Newland Archer reddened and laughed. “As much as a man can be.”

She continued to consider him thoughtfully, as if not to miss any shade of meaning in what he said, “Do you think, then, there is a limit?”

“To being in love? If there is, I haven’t found it!”

She glowed with sympathy. “Ah–it’s really and truly a romance?”

“The most romantic of romances!”

“How delightful! And you found it all out for yourselves–it was not in the least arranged for you?”

Archer looked at her incredulously. “Have you forgotten,” he asked with a smile, “that in our country we don’t allow our marriages to be arranged for us?”

A dusky blush rose to her cheek, and he instantly regretted his words.

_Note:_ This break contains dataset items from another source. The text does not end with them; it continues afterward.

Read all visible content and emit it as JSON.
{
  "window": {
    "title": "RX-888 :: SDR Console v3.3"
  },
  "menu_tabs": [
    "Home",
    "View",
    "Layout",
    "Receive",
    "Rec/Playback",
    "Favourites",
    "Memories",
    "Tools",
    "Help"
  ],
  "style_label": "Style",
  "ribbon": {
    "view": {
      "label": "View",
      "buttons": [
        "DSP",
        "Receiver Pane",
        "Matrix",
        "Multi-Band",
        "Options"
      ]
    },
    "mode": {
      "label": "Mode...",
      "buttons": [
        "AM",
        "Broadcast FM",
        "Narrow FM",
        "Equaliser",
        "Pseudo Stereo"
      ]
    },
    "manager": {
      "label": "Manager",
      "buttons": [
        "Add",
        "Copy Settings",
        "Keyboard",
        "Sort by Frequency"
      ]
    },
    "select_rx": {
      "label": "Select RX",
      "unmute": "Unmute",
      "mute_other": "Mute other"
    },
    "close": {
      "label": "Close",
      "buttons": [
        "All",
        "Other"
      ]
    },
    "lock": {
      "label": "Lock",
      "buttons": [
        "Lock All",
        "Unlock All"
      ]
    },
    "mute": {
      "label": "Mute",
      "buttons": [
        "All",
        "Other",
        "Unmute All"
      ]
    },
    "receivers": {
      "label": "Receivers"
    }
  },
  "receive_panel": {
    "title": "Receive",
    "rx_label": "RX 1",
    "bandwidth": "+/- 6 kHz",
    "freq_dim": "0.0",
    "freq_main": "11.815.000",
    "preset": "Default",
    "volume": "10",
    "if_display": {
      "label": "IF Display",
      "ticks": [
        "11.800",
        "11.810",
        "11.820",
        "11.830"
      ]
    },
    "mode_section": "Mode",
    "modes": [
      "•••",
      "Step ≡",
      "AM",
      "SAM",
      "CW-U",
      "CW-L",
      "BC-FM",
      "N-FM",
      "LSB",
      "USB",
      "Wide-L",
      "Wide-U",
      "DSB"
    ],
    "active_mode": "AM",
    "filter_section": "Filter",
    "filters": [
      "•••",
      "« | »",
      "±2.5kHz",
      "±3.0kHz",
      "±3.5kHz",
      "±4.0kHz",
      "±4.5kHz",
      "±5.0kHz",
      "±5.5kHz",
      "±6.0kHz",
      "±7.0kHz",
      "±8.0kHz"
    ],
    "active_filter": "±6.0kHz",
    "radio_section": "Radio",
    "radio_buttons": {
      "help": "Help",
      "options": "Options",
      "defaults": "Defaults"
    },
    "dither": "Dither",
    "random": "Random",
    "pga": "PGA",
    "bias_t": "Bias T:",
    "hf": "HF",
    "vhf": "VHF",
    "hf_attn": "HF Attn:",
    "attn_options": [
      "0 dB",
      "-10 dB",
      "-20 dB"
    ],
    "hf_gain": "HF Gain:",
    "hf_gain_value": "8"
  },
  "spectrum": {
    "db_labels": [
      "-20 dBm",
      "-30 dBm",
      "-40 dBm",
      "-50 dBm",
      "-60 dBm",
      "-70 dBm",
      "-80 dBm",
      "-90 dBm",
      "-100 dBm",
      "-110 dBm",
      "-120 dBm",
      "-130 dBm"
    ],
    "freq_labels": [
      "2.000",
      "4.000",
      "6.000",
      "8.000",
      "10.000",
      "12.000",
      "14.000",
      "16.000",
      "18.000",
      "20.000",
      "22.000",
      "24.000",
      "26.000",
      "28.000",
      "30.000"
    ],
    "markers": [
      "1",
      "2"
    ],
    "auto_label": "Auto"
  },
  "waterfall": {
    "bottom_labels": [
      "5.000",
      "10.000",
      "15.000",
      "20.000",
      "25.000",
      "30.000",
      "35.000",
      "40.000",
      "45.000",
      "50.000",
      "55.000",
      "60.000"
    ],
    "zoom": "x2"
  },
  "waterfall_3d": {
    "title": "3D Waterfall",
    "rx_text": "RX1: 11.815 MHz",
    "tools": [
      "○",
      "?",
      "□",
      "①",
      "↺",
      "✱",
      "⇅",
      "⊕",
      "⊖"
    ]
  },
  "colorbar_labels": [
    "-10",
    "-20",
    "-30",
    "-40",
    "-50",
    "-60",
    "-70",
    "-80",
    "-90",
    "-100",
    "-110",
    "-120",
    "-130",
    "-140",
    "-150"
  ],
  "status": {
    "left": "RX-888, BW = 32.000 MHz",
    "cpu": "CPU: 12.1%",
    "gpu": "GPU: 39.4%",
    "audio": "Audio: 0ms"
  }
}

“Yes,” she answered, “I’d forgotten. You must forgive me if I sometimes make these mistakes. I don’t always remember that everything here is good that was–that was bad where I’ve come from.” She looked down at her Viennese fan of eagle feathers, and he saw that her lips trembled.

“I’m so sorry,” he said impulsively; “but you ARE among friends here, you know.”

“Yes–I know. Wherever I go I have that feeling. That’s why I came home. I want to forget everything else, to become a complete American again, like the Mingotts and Wellands, and you and your delightful mother, and all the other good people here tonight. Ah, here’s May arriving, and you will want to hurry away to her,” she added, but without moving; and her eyes turned back from the door to rest on the young man’s face.

The drawing-rooms were beginning to fill up with after-dinner guests, and following Madame Olenska’s glance Archer saw May Welland entering with her mother. In her dress of white and silver, with a wreath of silver blossoms in her hair, the tall girl looked like a Diana just alight from the chase.